Accurate uplift modeling requires much more data than traditional response modeling. So if Daisy doesn’t have enough data, she should start by building response models and improve them as data accumulates. But eventually she should shift to uplift models, even if they are less accurate than the response models — because over all they are more valuable.
Achieving product/data fit
Let’s summarize how you can improve the ROI on your model:
- By increasing the accuracy of the model, while ensuring that the investment in the engine matches the amount of data
- By increasing the business value of a prediction, especially if it can make up for a less accurate model
This is how you find product/data fit: iterate to simultaneously increase the value of your data, your models, and the questions they are tackling.
Let’s see how it plays out in a more realistic situation.
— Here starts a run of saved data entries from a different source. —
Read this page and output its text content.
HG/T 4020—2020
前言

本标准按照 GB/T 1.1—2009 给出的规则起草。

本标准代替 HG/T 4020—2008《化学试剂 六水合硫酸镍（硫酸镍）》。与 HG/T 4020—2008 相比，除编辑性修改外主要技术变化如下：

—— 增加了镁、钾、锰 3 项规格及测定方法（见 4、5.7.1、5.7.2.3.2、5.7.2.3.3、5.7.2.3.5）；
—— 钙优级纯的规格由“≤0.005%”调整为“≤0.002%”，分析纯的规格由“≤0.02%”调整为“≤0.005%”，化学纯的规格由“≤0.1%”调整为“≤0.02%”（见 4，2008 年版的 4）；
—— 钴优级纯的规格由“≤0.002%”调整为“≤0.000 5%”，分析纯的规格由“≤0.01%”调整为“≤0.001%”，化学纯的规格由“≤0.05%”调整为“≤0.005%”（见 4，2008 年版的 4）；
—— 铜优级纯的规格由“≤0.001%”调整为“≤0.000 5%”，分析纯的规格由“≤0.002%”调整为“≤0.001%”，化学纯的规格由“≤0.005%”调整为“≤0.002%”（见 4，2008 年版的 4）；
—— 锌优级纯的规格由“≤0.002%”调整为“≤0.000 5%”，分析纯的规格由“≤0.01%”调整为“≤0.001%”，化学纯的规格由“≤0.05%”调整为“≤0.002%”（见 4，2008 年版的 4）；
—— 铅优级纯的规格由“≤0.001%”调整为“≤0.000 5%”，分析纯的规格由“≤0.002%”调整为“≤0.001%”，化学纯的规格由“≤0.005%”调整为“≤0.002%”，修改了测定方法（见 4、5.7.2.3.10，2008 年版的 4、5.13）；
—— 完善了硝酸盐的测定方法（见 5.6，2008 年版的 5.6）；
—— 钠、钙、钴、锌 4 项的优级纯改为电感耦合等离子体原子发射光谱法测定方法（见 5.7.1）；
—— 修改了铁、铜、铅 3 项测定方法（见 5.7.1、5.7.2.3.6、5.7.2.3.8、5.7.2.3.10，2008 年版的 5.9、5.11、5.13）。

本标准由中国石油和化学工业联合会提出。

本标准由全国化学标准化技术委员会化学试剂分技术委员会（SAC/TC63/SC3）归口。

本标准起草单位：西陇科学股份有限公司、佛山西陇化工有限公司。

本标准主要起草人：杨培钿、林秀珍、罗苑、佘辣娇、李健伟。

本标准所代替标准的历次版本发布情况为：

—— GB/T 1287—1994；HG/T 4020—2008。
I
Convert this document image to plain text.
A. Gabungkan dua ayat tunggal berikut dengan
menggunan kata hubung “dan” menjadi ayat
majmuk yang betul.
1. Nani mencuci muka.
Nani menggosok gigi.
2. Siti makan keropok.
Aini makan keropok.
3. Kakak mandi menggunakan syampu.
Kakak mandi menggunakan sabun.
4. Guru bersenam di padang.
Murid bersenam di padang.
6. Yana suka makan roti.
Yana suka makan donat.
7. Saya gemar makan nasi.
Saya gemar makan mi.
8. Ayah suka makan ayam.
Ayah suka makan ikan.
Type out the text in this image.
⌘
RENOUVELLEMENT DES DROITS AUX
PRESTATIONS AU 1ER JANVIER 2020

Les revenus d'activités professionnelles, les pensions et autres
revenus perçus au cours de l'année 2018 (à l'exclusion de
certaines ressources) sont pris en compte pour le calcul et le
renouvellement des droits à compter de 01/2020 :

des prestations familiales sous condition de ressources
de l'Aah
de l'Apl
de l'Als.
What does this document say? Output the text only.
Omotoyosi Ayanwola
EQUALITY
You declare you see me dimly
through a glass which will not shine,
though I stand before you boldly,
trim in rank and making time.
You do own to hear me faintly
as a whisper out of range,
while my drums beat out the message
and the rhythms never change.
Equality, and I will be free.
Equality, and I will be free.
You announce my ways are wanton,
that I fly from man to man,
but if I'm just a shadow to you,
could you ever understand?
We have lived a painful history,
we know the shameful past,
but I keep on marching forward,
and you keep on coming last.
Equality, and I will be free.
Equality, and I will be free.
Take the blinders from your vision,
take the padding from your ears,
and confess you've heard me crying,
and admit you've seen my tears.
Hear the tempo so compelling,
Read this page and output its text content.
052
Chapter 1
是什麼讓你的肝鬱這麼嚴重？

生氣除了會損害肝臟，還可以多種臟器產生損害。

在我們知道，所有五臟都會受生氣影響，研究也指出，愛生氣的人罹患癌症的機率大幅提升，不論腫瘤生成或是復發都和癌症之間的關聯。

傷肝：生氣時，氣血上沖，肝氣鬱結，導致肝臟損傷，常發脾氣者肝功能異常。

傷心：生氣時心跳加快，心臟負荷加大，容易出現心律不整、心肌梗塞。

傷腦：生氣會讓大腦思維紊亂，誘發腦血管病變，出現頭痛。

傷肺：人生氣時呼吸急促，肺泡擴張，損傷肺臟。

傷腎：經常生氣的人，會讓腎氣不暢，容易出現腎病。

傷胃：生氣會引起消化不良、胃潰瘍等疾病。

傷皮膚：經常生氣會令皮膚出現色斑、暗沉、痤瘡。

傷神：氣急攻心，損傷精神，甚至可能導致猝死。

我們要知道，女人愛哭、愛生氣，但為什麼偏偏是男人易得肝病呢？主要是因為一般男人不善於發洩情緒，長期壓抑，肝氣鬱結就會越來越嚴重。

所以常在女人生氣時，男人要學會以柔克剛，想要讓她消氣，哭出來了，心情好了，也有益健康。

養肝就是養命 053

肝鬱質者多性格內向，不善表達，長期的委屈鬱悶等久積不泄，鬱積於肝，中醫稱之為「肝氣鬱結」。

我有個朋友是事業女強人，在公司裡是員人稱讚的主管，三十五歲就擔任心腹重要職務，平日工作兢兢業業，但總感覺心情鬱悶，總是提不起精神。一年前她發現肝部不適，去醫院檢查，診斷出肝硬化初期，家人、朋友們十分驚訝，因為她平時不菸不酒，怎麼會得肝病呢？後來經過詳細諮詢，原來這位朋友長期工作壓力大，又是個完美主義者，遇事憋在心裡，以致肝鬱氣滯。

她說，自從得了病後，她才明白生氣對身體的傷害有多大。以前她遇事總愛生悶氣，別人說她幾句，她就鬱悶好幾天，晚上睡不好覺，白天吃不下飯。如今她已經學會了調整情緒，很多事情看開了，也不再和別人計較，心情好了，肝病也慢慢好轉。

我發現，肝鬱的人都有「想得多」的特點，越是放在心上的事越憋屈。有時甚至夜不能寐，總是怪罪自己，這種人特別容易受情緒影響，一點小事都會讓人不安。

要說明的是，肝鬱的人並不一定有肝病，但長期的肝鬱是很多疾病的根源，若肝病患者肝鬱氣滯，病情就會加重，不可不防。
Many healthcare startups experiment with clinical decision support (CDS) systems, products that are intended to assist clinicians in making complex decisions in a data-driven manner.
Some CDS products focus on providing treatment suggestions, but they often encounter challenges with market adoption. One reason is that a single wrong suggestion can critically undermine the trust in the system. In terms of the ROI on the model, the cost of a wrong suggestion is exceedingly high. This means that the models making the suggestions must be extremely accurate, which in turn requires very high investment. It is probably better to defer the building of a suggestion engine until the company has secured access to enough data, as well as the trust of the users.
A successful strategy for building a CDS will focus first on the areas where accuracy is less critical. One way of doing that is by showing the data in a way that makes intuitive sense and provides useful insights to the clinician. This is a very common theme in data product development, and I will expand on it in a future post.
- Data strategy is about building better products, not accumulating more data or using more sophisticated methods.
- To do that, you must understand how your product uses data to generate value, and focus on increasing the ROI on your models.
- One way to do that is by improving the accuracy of the models, but you will quickly run into diminishing returns.
- Another way is by finding more valuable questions that your data can answer, which can result in better ROI even with less accurate models.
- This is how you find product/data fit: iterate to simultaneously increase the value of your data, your models, and the questions they are tackling.